At least a general full-coverage guide is becoming more improbable year by year. VideoHound's guide alone could be used to deflect bullets it is so thick, yet the reviews near require using a magnifying glass to read them. In the 90s a general coverage movie review guide was reasonable in its size, but 20 years of movies since, and not to mention even more older movies seeing the light of day on DVD and Blu-ray and trying to cover all movies available on some form of media for rent or purchase becomes unwieldy.

Now a genre specific movie guide, that might be a different story. Of course that type of guide is more aimed at a movie fan than the general viewer. Zombie movies, horror movies, sci-fi movies, euro-westerns, post-apocalyptic movies are just a sampling of specific guides to these genres and more being currently published. Leonard Maltin even split up his guide into a Classic Movie Guide and a modern movies guide. In retrospect that was a smart decision as even if he has stopped publishing his yearly guide his classic movies guide is not going to go out of date.
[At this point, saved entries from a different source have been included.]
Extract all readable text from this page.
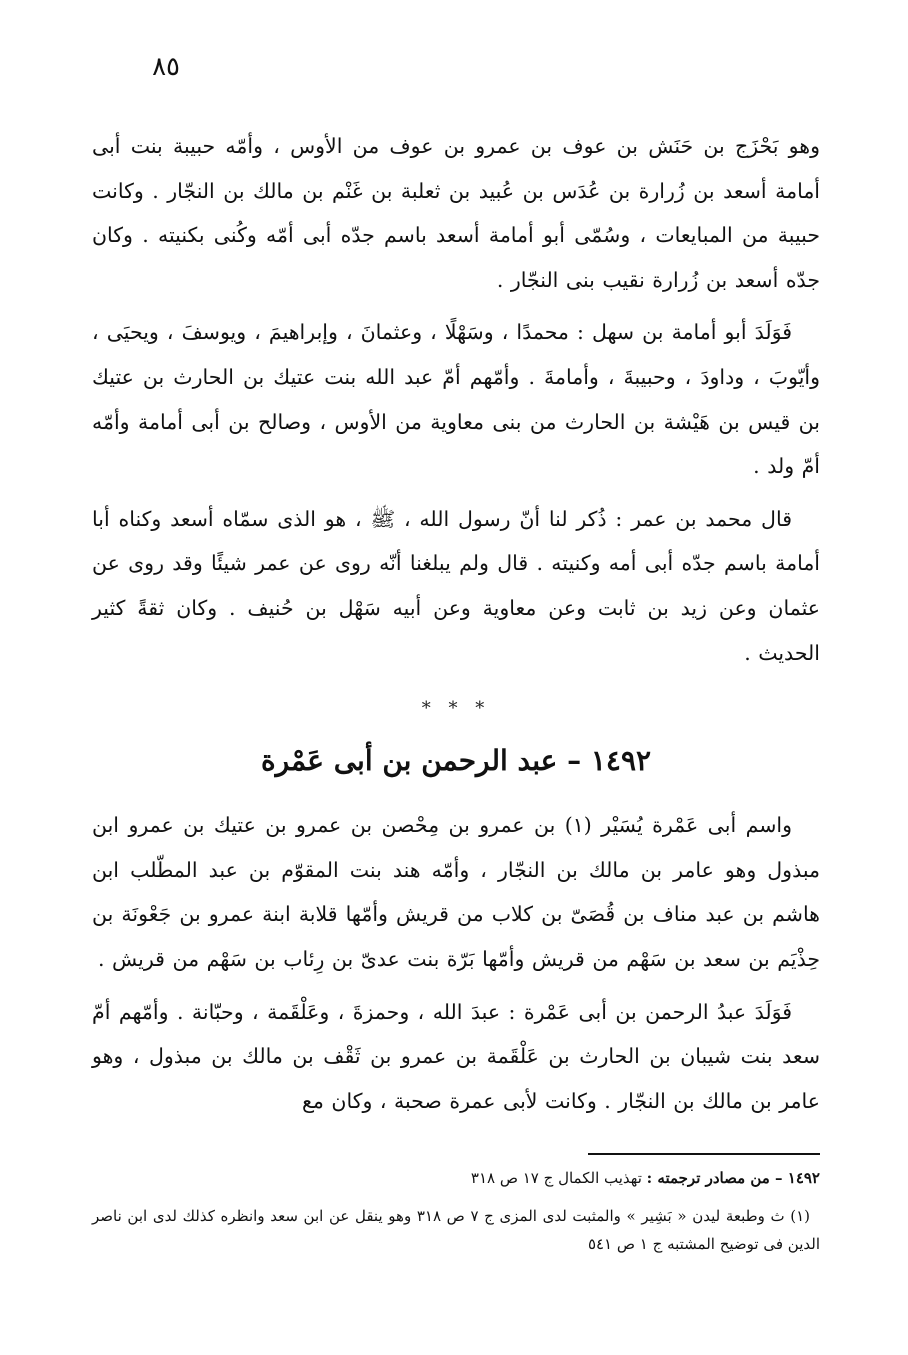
٨٥

وهو بَحْزَج بن حَنَش بن عوف بن عمرو بن عوف من الأوس ، وأمّه حبيبة بنت أبى أمامة أسعد بن زُرارة بن عُدَس بن عُبيد بن ثعلبة بن غَنْم بن مالك بن النجّار . وكانت حبيبة من المبايعات ، وسُمّى أبو أمامة أسعد باسم جدّه أبى أمّه وكُنى بكنيته . وكان جدّه أسعد بن زُرارة نقيب بنى النجّار .

فَوَلَدَ أبو أمامة بن سهل : محمدًا ، وسَهْلًا ، وعثمانَ ، وإبراهيمَ ، ويوسفَ ، ويحيَى ، وأيّوبَ ، وداودَ ، وحبيبةَ ، وأمامةَ . وأمّهم أمّ عبد الله بنت عتيك بن الحارث بن عتيك بن قيس بن هَيْشة بن الحارث من بنى معاوية من الأوس ، وصالح بن أبى أمامة وأمّه أمّ ولد .

قال محمد بن عمر : ذُكر لنا أنّ رسول الله ، ﷺ ، هو الذى سمّاه أسعد وكناه أبا أمامة باسم جدّه أبى أمه وكنيته . قال ولم يبلغنا أنّه روى عن عمر شيئًا وقد روى عن عثمان وعن زيد بن ثابت وعن معاوية وعن أبيه سَهْل بن حُنيف . وكان ثقةً كثير الحديث .

* * *
١٤٩٢ – عبد الرحمن بن أبى عَمْرة

واسم أبى عَمْرة يُسَيْر (١) بن عمرو بن مِحْصن بن عمرو بن عتيك بن عمرو ابن مبذول وهو عامر بن مالك بن النجّار ، وأمّه هند بنت المقوّم بن عبد المطّلب ابن هاشم بن عبد مناف بن قُصَىّ بن كلاب من قريش وأمّها قلابة ابنة عمرو بن جَعْونَة بن حِذْيَم بن سعد بن سَهْم من قريش وأمّها بَرّة بنت عدىّ بن رِئاب بن سَهْم من قريش .

فَوَلَدَ عبدُ الرحمن بن أبى عَمْرة : عبدَ الله ، وحمزةَ ، وعَلْقَمة ، وحبّانة . وأمّهم أمّ سعد بنت شيبان بن الحارث بن عَلْقَمة بن عمرو بن ثَقْف بن مالك بن مبذول ، وهو عامر بن مالك بن النجّار . وكانت لأبى عمرة صحبة ، وكان مع

١٤٩٢ – من مصادر ترجمته : تهذيب الكمال ج ١٧ ص ٣١٨

(١) ث وطبعة ليدن « بَشِير » والمثبت لدى المزى ج ٧ ص ٣١٨ وهو ينقل عن ابن سعد وانظره كذلك لدى ابن ناصر الدين فى توضيح المشتبه ج ١ ص ٥٤١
Why even bother with a printed movie guide?

Well, for the same reason that many people bother with any printed book, because sometimes you just want to thumb through a book rather than look it up online. A movie guide can be thumbed through to reveal new treasures. Food for thought if you're a reviewer, movies you haven't seen and would not have thought of looking up online if you're a watcher. Now that's where the internet has become unwieldy, is the inability to thumb through IMDB or another site and casually come across a movie that might interest you. It only takes a few minutes with a book what would take hours or days online.